Por dos bollos, esperanza
Por dos bollos de pan -y los miércoles un periódico- trepan cada día dos panaderos hasta un lugar de la comarca que llaman El Barredu. El nombre es antiguo y de indiscutible raíz, por la costumbre asturiana de bautizar las tierras según el uso. Un talud que se agrisa con el agua, tanto como la recude, prestó desde tiempos que no se miden pasta de alfar a quienes sabían hacer un cuenco.

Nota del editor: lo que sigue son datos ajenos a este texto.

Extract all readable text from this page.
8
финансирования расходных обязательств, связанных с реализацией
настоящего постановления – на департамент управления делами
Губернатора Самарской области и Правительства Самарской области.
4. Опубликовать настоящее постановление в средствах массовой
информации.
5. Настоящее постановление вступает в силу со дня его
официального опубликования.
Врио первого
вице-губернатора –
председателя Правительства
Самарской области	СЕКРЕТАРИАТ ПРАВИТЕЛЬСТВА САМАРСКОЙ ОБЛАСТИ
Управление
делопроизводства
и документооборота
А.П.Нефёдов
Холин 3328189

Muy cerca de la barrera, vive la paisanina que encarga a los dos panaderos el respectivo bollo de pan. Y queda sola la mujer a merced de sus días, que ya van para muchos, empeñada con las dos camionetas en desafiar la lógica brutal de los mercados. Ellos, los panaderos, van gastando la ganancia en el gasoil del reparto. Ella, que se arreglaba con un pan cada dos días, financia los raids de montaña comprando cada mañana una doble ración. Y entre los tres resisten los envites de la economía presente, quizá sabios, quizá fieles a los mandamientos kantianos del comercio: entre los sujetos fiscales de cliente y vendedor, siempre ha de habitar la persona.

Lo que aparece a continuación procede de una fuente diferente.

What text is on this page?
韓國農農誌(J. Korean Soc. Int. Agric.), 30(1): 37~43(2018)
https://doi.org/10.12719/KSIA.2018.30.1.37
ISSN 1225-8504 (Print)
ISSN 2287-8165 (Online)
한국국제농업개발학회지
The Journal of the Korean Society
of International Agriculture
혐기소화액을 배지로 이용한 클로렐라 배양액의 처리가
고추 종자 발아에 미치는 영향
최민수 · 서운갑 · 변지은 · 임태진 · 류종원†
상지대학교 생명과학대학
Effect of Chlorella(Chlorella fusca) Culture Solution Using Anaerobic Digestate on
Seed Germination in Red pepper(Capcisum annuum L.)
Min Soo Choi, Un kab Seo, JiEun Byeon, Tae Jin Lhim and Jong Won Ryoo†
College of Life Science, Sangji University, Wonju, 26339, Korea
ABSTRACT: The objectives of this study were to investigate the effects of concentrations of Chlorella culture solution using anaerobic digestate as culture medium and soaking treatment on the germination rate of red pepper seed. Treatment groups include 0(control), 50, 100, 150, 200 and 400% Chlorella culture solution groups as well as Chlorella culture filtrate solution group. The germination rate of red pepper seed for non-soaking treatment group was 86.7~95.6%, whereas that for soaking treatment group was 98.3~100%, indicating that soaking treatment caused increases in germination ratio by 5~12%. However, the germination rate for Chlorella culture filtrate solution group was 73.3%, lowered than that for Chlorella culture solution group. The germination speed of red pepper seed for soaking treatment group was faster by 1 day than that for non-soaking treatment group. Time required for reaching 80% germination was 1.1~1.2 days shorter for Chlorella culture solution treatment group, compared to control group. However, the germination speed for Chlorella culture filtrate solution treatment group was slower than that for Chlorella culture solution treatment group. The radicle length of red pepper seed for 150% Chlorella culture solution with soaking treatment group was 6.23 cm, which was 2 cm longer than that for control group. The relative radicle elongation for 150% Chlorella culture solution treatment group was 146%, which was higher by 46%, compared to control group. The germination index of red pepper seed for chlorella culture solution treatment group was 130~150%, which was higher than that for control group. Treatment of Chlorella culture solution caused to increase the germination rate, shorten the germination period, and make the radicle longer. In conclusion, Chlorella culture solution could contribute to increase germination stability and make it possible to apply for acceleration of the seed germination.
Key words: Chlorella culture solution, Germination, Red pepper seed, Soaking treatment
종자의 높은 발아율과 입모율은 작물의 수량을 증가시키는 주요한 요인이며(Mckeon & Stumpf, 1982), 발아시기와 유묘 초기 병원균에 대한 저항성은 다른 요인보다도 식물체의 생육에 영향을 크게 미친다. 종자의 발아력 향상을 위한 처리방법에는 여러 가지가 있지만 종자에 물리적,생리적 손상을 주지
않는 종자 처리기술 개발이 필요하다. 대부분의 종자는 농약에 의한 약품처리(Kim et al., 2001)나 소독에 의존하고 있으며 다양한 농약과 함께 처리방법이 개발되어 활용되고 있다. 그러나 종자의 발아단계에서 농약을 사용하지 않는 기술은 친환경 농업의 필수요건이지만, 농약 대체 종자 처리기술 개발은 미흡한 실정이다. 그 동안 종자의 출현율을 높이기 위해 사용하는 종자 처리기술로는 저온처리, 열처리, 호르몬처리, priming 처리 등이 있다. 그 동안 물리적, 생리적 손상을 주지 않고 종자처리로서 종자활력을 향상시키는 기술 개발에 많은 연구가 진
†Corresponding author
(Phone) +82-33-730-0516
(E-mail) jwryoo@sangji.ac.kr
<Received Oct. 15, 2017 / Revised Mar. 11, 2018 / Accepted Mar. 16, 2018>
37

Evidencia que no tiene este gobierno deshauciador, palabra etimológicamente envenenada pues “desahucio” quiere decir “quitarle a alguien sus esperanzas”. Y obligación bien aprendida en la atmósfera ética del rural, que vincula a la muyerina con sus proveedores, éstos empujados hasta los barrios cimeros por el mero hecho de saber que alguien espera; y la mujer, que resiste sola en el casar al canto de las residencias, diciendo en forma de bollo que, si es por ella, la esperanza del panadero no ha de quedar.